A trilha sonora é arrebatadora. Aliás, um bom soundtrack parece ser a marca registrada da produção atual de cineastas independentes e/ou hype – rapidamente, pode-se citar Paul Weitz, Alexander Payne, Brad Anderson, Hans Weintgartner, Quentin Tarantino. Além de a própria música ser ótima – desde "Don’t Panic" do Coldplay, passando por "The Only Living Boy in New York" de Simon & Garfunkel, até chegar às da obscura "The Shins" -, a estruturação sonora do filme coloca a música como um dos elementos centrais. A personagem de Portman, em determinado momento, faz com que a de Braff ouça "New Slang", de The Shins: “essa música vai mudar a sua vida”, anuncia. Embora não sejam ondas sonoras que se responsabilizam pela vida de alguém, o ato de ouvir a música – que lembra muito as de Belle and Sebastian – é o prelúdio da mudança de Large. Essa é a importância central que a música adquire. Aliada às frenéticas imagens impressionistas da perturbação de Large, a música de Zero Seven – "In The Wainting Line" – pulsa. Salta nas veias, até. É preciso, ainda, fazer um destaque especial à inserção da música "Let’s Go", da Frou Frou, que banha o trailer e o final do filme.
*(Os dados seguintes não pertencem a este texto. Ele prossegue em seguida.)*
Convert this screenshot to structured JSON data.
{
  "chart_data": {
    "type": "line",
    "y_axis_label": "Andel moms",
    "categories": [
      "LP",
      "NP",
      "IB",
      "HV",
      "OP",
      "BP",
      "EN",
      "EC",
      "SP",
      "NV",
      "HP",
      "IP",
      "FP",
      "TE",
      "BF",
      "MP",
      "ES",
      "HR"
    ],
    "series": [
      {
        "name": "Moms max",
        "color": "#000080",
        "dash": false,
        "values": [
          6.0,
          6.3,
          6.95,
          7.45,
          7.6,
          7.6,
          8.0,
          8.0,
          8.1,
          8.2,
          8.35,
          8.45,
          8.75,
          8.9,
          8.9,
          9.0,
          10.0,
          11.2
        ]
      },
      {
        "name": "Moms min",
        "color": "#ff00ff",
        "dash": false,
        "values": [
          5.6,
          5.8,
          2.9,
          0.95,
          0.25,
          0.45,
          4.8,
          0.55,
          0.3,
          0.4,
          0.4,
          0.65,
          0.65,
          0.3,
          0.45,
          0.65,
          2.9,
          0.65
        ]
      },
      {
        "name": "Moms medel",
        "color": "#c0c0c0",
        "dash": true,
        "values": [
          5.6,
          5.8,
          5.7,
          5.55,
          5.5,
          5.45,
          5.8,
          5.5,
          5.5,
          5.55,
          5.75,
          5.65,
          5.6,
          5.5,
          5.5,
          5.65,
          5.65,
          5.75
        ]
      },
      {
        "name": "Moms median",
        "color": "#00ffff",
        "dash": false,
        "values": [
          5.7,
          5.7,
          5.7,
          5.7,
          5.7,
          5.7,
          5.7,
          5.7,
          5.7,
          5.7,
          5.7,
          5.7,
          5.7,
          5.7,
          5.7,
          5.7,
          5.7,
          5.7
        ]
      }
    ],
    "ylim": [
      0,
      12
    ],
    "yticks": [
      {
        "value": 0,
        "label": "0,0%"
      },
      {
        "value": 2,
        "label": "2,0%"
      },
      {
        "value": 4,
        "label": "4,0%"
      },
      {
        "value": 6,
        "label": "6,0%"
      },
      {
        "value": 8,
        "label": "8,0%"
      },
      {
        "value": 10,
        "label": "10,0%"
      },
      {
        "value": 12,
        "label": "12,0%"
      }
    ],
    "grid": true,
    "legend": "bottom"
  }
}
Hora de Voltar faz um contraponto irônico aos melodramáticos filmes juvenis convencionais: o final que soa clichê se revela exatamente o oposto. Enquanto se espera que o jovem parta para refletir, “se achar” e buscar realização profissional – para, somente depois, iniciar um relacionamento sério, maduro – ele inverte e decide encarar a vida ali; essa decisão revela uma incrível coragem do roteirista Braff. A vida é isso mesmo; sem maiores dramas adolescentes. Mas… E agora, o que fazer? É essa a pergunta que ressoa não só na cabeça de Sam e de Large, mas na de todos jovens-de-20-e-poucos-anos-que-não-pretendem-se-render-e-constituir-uma-família-padrão-e-realizar-um-trabalho-burocrático-e-regular. É o amor e a singularidade que se procura. Mas, então, o que fazer? Ficar “lúcido” pode ser um começo; entre o torpor do lítio e a exaltação do ecstasy, fica-se com a vida. As dores e os prazeres da vida.